The presence or absence of ketonuria is also useful for clinical classifications of fasting hypoglycemia in infancy and childhood. The absence of ketone bodies is evidence for excess insulin secretion associated with beta cell neoplasia, whereas ketonuria suggests a lack of fuel availability. However, some caution is required for generalizations, as this discriminatory test may be inaccurate and unreliable. In cases of hyperinsulinism, the plasma levels of ketone bodies may be suppressed but not sufficiently low to prevent ketonuria. The same rationale, based on the action of insulin to suppress ketogenesis, has been used to serve as a rough indicator of the occurrence of nocturnal hypoglycemia in the insulin-requiring diabetic patient. Severe glucosuria with or without mild ketonuria upon arising is considered to be evidence of rebound hyperglycemia following insulin-induced hypoglycemia (Somogyi effect). Problems with a low renal threshold for ketone bodies, the high sensitivity of the nitroprusside test, and the problems with mixing of the urine within the bladder may make such a clinical judgment unreliable.

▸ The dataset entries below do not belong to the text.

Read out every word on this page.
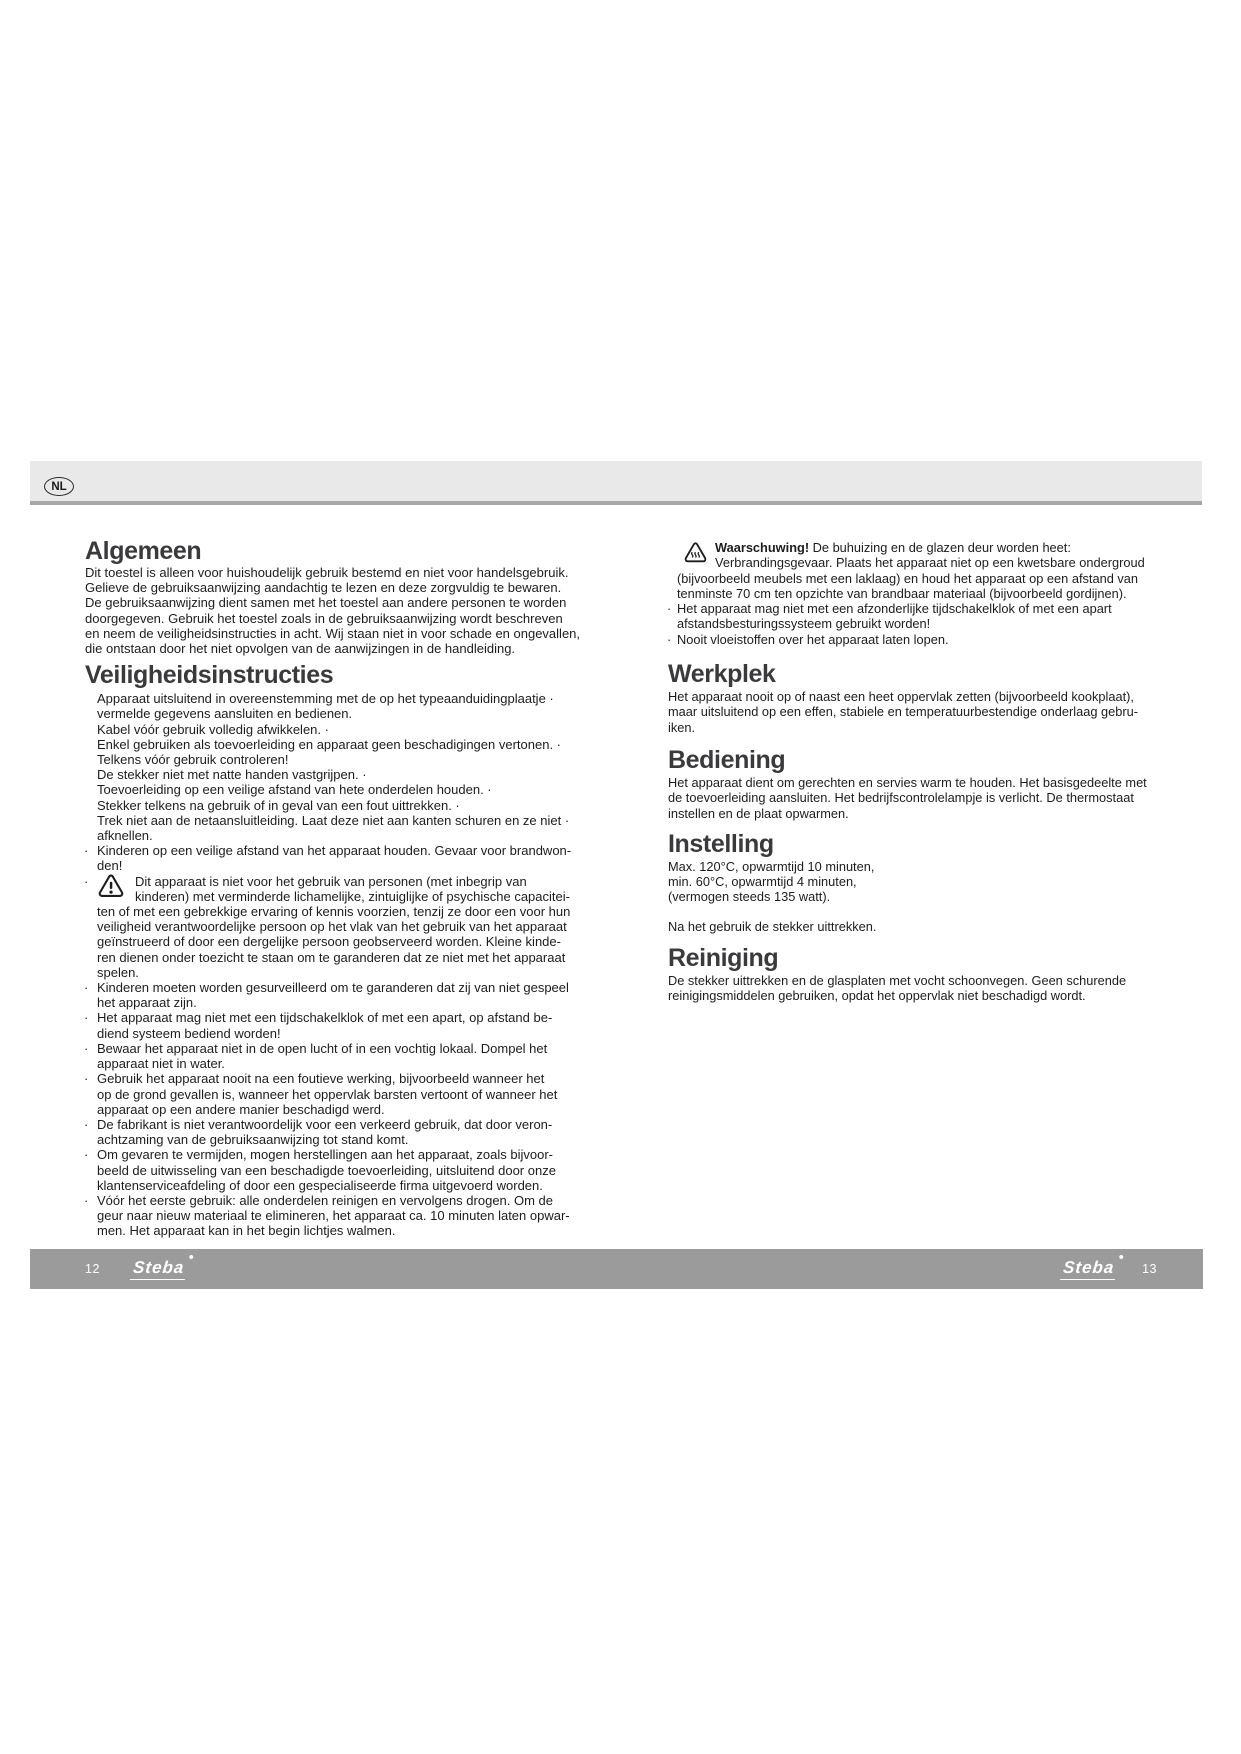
NL
Algemeen
Dit toestel is alleen voor huishoudelijk gebruik bestemd en niet voor handelsgebruik.
Gelieve de gebruiksaanwijzing aandachtig te lezen en deze zorgvuldig te bewaren.
De gebruiksaanwijzing dient samen met het toestel aan andere personen te worden
doorgegeven. Gebruik het toestel zoals in de gebruiksaanwijzing wordt beschreven
en neem de veiligheidsinstructies in acht. Wij staan niet in voor schade en ongevallen,
die ontstaan door het niet opvolgen van de aanwijzingen in de handleiding.
Veiligheidsinstructies
Apparaat uitsluitend in overeenstemming met de op het typeaanduidingplaatje ·
vermelde gegevens aansluiten en bedienen.
Kabel vóór gebruik volledig afwikkelen. ·
Enkel gebruiken als toevoerleiding en apparaat geen beschadigingen vertonen. ·
Telkens vóór gebruik controleren!
De stekker niet met natte handen vastgrijpen. ·
Toevoerleiding op een veilige afstand van hete onderdelen houden. ·
Stekker telkens na gebruik of in geval van een fout uittrekken. ·
Trek niet aan de netaansluitleiding. Laat deze niet aan kanten schuren en ze niet ·
afknellen.
· Kinderen op een veilige afstand van het apparaat houden. Gevaar voor brandwon-
den!
·	Dit apparaat is niet voor het gebruik van personen (met inbegrip van
kinderen) met verminderde lichamelijke, zintuiglijke of psychische capacitei-
ten of met een gebrekkige ervaring of kennis voorzien, tenzij ze door een voor hun
veiligheid verantwoordelijke persoon op het vlak van het gebruik van het apparaat
geïnstrueerd of door een dergelijke persoon geobserveerd worden. Kleine kinde-
ren dienen onder toezicht te staan om te garanderen dat ze niet met het apparaat
spelen.
· Kinderen moeten worden gesurveilleerd om te garanderen dat zij van niet gespeel
het apparaat zijn.
· Het apparaat mag niet met een tijdschakelklok of met een apart, op afstand be-
diend systeem bediend worden!
· Bewaar het apparaat niet in de open lucht of in een vochtig lokaal. Dompel het
apparaat niet in water.
· Gebruik het apparaat nooit na een foutieve werking, bijvoorbeeld wanneer het
op de grond gevallen is, wanneer het oppervlak barsten vertoont of wanneer het
apparaat op een andere manier beschadigd werd.
· De fabrikant is niet verantwoordelijk voor een verkeerd gebruik, dat door veron-
achtzaming van de gebruiksaanwijzing tot stand komt.
· Om gevaren te vermijden, mogen herstellingen aan het apparaat, zoals bijvoor-
beeld de uitwisseling van een beschadigde toevoerleiding, uitsluitend door onze
klantenserviceafdeling of door een gespecialiseerde firma uitgevoerd worden.
· Vóór het eerste gebruik: alle onderdelen reinigen en vervolgens drogen. Om de
geur naar nieuw materiaal te elimineren, het apparaat ca. 10 minuten laten opwar-
men. Het apparaat kan in het begin lichtjes walmen.
Waarschuwing! De buhuizing en de glazen deur worden heet:
Verbrandingsgevaar. Plaats het apparaat niet op een kwetsbare ondergroud
(bijvoorbeeld meubels met een laklaag) en houd het apparaat op een afstand van
tenminste 70 cm ten opzichte van brandbaar materiaal (bijvoorbeeld gordijnen).
· Het apparaat mag niet met een afzonderlijke tijdschakelklok of met een apart
afstandsbesturingssysteem gebruikt worden!
· Nooit vloeistoffen over het apparaat laten lopen.
Werkplek
Het apparaat nooit op of naast een heet oppervlak zetten (bijvoorbeeld kookplaat),
maar uitsluitend op een effen, stabiele en temperatuurbestendige onderlaag gebru-
iken.
Bediening
Het apparaat dient om gerechten en servies warm te houden. Het basisgedeelte met
de toevoerleiding aansluiten. Het bedrijfscontrolelampje is verlicht. De thermostaat
instellen en de plaat opwarmen.
Instelling
Max. 120°C, opwarmtijd 10 minuten,
min. 60°C, opwarmtijd 4 minuten,
(vermogen steeds 135 watt).
Na het gebruik de stekker uittrekken.
Reiniging
De stekker uittrekken en de glasplaten met vocht schoonvegen. Geen schurende
reinigingsmiddelen gebruiken, opdat het oppervlak niet beschadigd wordt.
12 Steba	Steba 13
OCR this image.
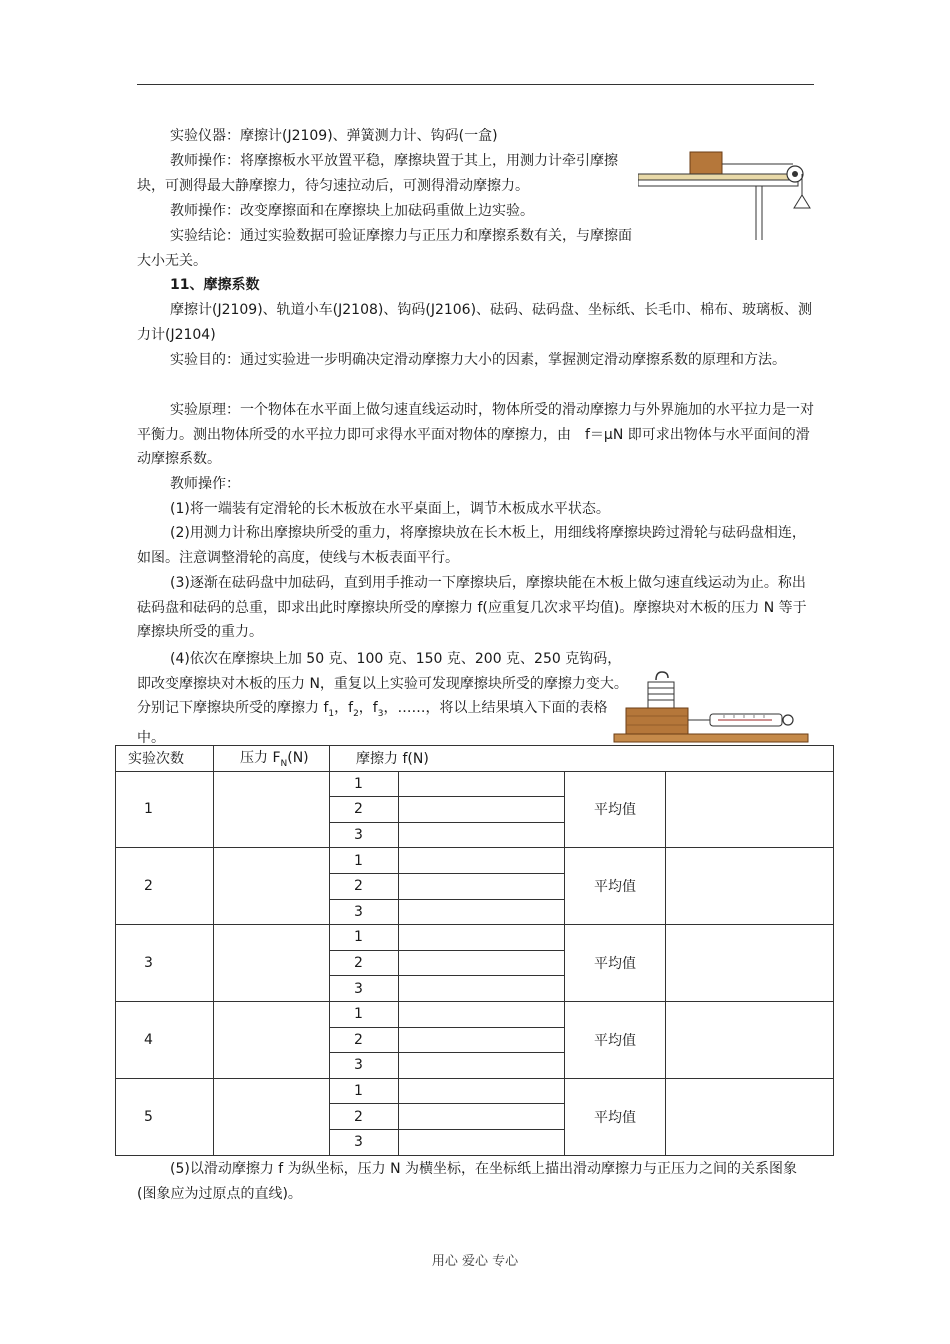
实验仪器：摩擦计(J2109)、弹簧测力计、钩码(一盒)

教师操作：将摩擦板水平放置平稳，摩擦块置于其上，用测力计牵引摩擦块，可测得最大静摩擦力，待匀速拉动后，可测得滑动摩擦力。

教师操作：改变摩擦面和在摩擦块上加砝码重做上边实验。

实验结论：通过实验数据可验证摩擦力与正压力和摩擦系数有关，与摩擦面大小无关。

11、摩擦系数

摩擦计(J2109)、轨道小车(J2108)、钩码(J2106)、砝码、砝码盘、坐标纸、长毛巾、棉布、玻璃板、测力计(J2104)

实验目的：通过实验进一步明确决定滑动摩擦力大小的因素，掌握测定滑动摩擦系数的原理和方法。

实验原理：一个物体在水平面上做匀速直线运动时，物体所受的滑动摩擦力与外界施加的水平拉力是一对平衡力。测出物体所受的水平拉力即可求得水平面对物体的摩擦力，由　f＝μN 即可求出物体与水平面间的滑动摩擦系数。

教师操作：

(1)将一端装有定滑轮的长木板放在水平桌面上，调节木板成水平状态。

(2)用测力计称出摩擦块所受的重力，将摩擦块放在长木板上，用细线将摩擦块跨过滑轮与砝码盘相连，如图。注意调整滑轮的高度，使线与木板表面平行。

(3)逐渐在砝码盘中加砝码，直到用手推动一下摩擦块后，摩擦块能在木板上做匀速直线运动为止。称出砝码盘和砝码的总重，即求出此时摩擦块所受的摩擦力 f(应重复几次求平均值)。摩擦块对木板的压力 N 等于摩擦块所受的重力。

(4)依次在摩擦块上加 50 克、100 克、150 克、200 克、250 克钩码，即改变摩擦块对木板的压力 N，重复以上实验可发现摩擦块所受的摩擦力变大。分别记下摩擦块所受的摩擦力 $f_1$，$f_2$，$f_3$，……，将以上结果填入下面的表格中。

实验次数	压力 $F_N(N)$	摩擦力 f(N)			
1		1		平均值	
		2			
		3			
2		1		平均值	
		2			
		3			
3		1		平均值	
		2			
		3			
4		1		平均值	
		2			
		3			
5		1		平均值	
		2			
		3			
用心 爱心 专心

(5)以滑动摩擦力 f 为纵坐标，压力 N 为横坐标，在坐标纸上描出滑动摩擦力与正压力之间的关系图象(图象应为过原点的直线)。
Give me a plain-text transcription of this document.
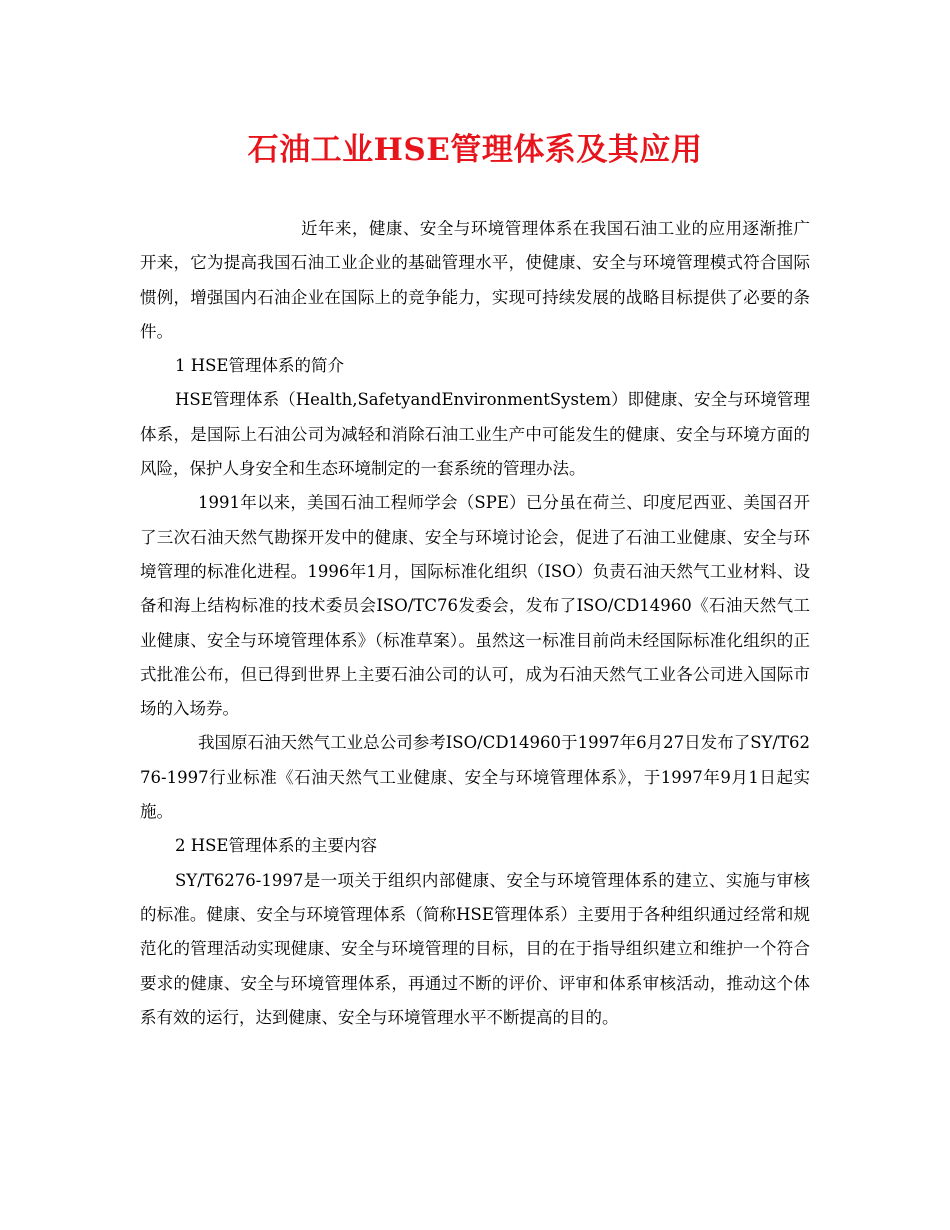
石油工业HSE管理体系及其应用

近年来，健康、安全与环境管理体系在我国石油工业的应用逐渐推广开来，它为提高我国石油工业企业的基础管理水平，使健康、安全与环境管理模式符合国际惯例，增强国内石油企业在国际上的竞争能力，实现可持续发展的战略目标提供了必要的条件。

1 HSE管理体系的简介

HSE管理体系（Health,SafetyandEnvironmentSystem）即健康、安全与环境管理体系，是国际上石油公司为减轻和消除石油工业生产中可能发生的健康、安全与环境方面的风险，保护人身安全和生态环境制定的一套系统的管理办法。

1991年以来，美国石油工程师学会（SPE）已分虽在荷兰、印度尼西亚、美国召开了三次石油天然气勘探开发中的健康、安全与环境讨论会，促进了石油工业健康、安全与环境管理的标准化进程。1996年1月，国际标准化组织（ISO）负责石油天然气工业材料、设备和海上结构标准的技术委员会ISO/TC76发委会，发布了ISO/CD14960《石油天然气工业健康、安全与环境管理体系》（标准草案）。虽然这一标准目前尚未经国际标准化组织的正式批准公布，但已得到世界上主要石油公司的认可，成为石油天然气工业各公司进入国际市场的入场券。

我国原石油天然气工业总公司参考ISO/CD14960于1997年6月27日发布了SY/T6276-1997行业标准《石油天然气工业健康、安全与环境管理体系》，于1997年9月1日起实施。

2 HSE管理体系的主要内容

SY/T6276-1997是一项关于组织内部健康、安全与环境管理体系的建立、实施与审核的标准。健康、安全与环境管理体系（简称HSE管理体系）主要用于各种组织通过经常和规范化的管理活动实现健康、安全与环境管理的目标，目的在于指导组织建立和维护一个符合要求的健康、安全与环境管理体系，再通过不断的评价、评审和体系审核活动，推动这个体系有效的运行，达到健康、安全与环境管理水平不断提高的目的。
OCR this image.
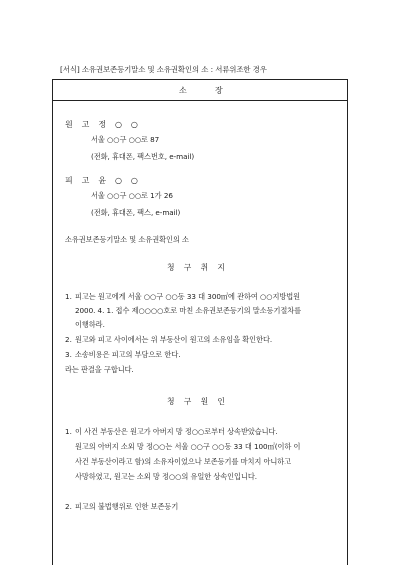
[서식] 소유권보존등기말소 및 소유권확인의 소 : 서류위조한 경우
소	장
원 고 정 ○ ○
서울 ○○구 ○○로 87
(전화, 휴대폰, 팩스번호, e-mail)
피 고 윤 ○ ○
서울 ○○구 ○○로 1가 26
(전화, 휴대폰, 팩스, e-mail)
소유권보존등기말소 및 소유권확인의 소
청 구 취 지
1. 피고는 원고에게 서울 ○○구 ○○동 33 대 300㎡에 관하여 ○○지방법원
2000. 4. 1. 접수 제○○○○호로 마친 소유권보존등기의 말소등기절차를
이행하라.
2. 원고와 피고 사이에서는 위 부동산이 원고의 소유임을 확인한다.
3. 소송비용은 피고의 부담으로 한다.
라는 판결을 구합니다.
청 구 원 인
1. 이 사건 부동산은 원고가 아버지 망 정○○로부터 상속받았습니다.
원고의 아버지 소외 망 정○○는 서울 ○○구 ○○동 33 대 100㎡(이하 이
사건 부동산이라고 함)의 소유자이었으나 보존등기를 마치지 아니하고
사망하였고, 원고는 소외 망 정○○의 유일한 상속인입니다.
2. 피고의 불법행위로 인한 보존등기
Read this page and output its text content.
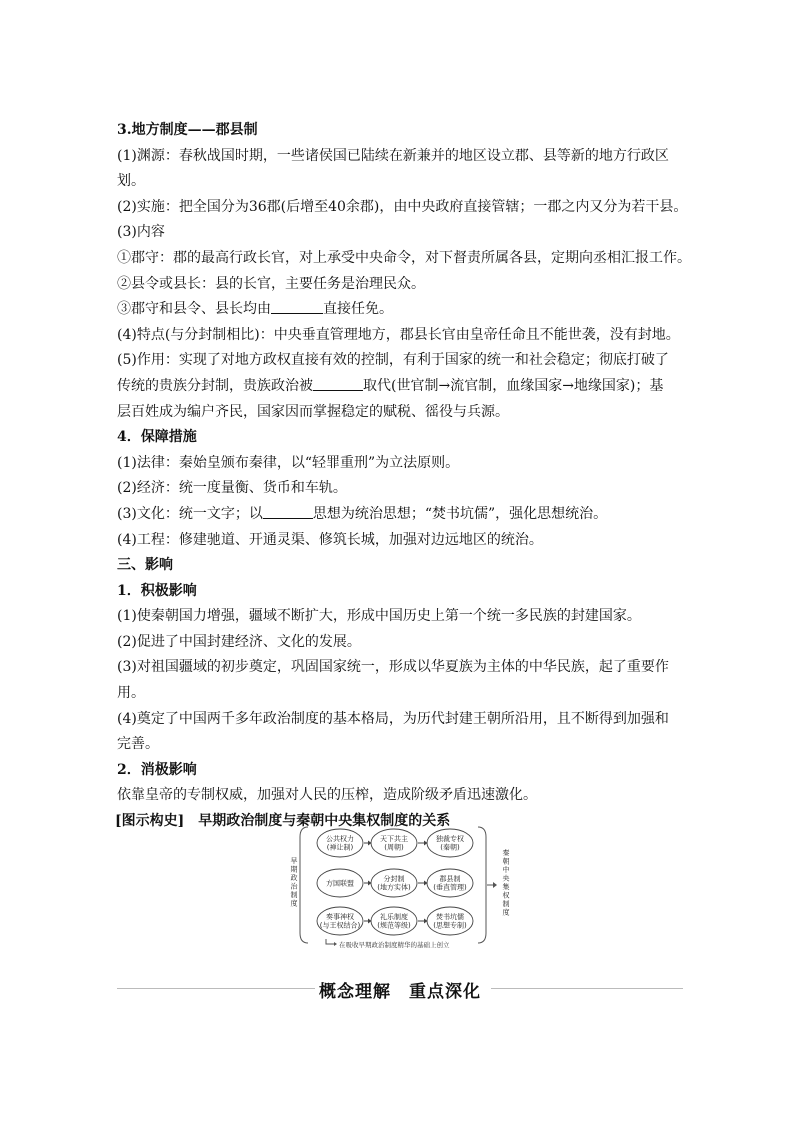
3.地方制度——郡县制
(1)渊源：春秋战国时期，一些诸侯国已陆续在新兼并的地区设立郡、县等新的地方行政区
划。
(2)实施：把全国分为36郡(后增至40余郡)，由中央政府直接管辖；一郡之内又分为若干县。
(3)内容
①郡守：郡的最高行政长官，对上承受中央命令，对下督责所属各县，定期向丞相汇报工作。
②县令或县长：县的长官，主要任务是治理民众。
③郡守和县令、县长均由	直接任免。
(4)特点(与分封制相比)：中央垂直管理地方，郡县长官由皇帝任命且不能世袭，没有封地。
(5)作用：实现了对地方政权直接有效的控制，有利于国家的统一和社会稳定；彻底打破了
传统的贵族分封制，贵族政治被	取代(世官制→流官制，血缘国家→地缘国家)；基
层百姓成为编户齐民，国家因而掌握稳定的赋税、徭役与兵源。
4．保障措施
(1)法律：秦始皇颁布秦律，以“轻罪重刑”为立法原则。
(2)经济：统一度量衡、货币和车轨。
(3)文化：统一文字；以	思想为统治思想；“焚书坑儒”，强化思想统治。
(4)工程：修建驰道、开通灵渠、修筑长城，加强对边远地区的统治。
三、影响
1．积极影响
(1)使秦朝国力增强，疆域不断扩大，形成中国历史上第一个统一多民族的封建国家。
(2)促进了中国封建经济、文化的发展。
(3)对祖国疆域的初步奠定，巩固国家统一，形成以华夏族为主体的中华民族，起了重要作
用。
(4)奠定了中国两千多年政治制度的基本格局，为历代封建王朝所沿用，且不断得到加强和
完善。
2．消极影响
依靠皇帝的专制权威，加强对人民的压榨，造成阶级矛盾迅速激化。
[图示构史]　早期政治制度与秦朝中央集权制度的关系
早
期
政
治
制
度
秦
朝
中
央
集
权
制
度
公共权力
(禅让制)
天下共主
(周朝)
独裁专权
(秦朝)
方国联盟
分封制
(地方实体)
郡县制
(垂直管理)
奏事神权
(与王权结合)
礼乐制度
(规范等级)
焚书坑儒
(思想专制)
在吸收早期政治制度精华的基础上创立
概念理解　重点深化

Excessive intake of ethanol is also a frequent cause of ketonuria. Often its use is associated with recent or chronic lack of sufficient nutrients, simulating a state of acute or chronic starvation. In addition, the metabolism of ethanol inhibits gluconeogenesis. Consequently, in most instances there is relative hypoglycemia and insulinopenia, although ethanol has been found to stimulate insulin secretion directly when combined with sucrose ingestion.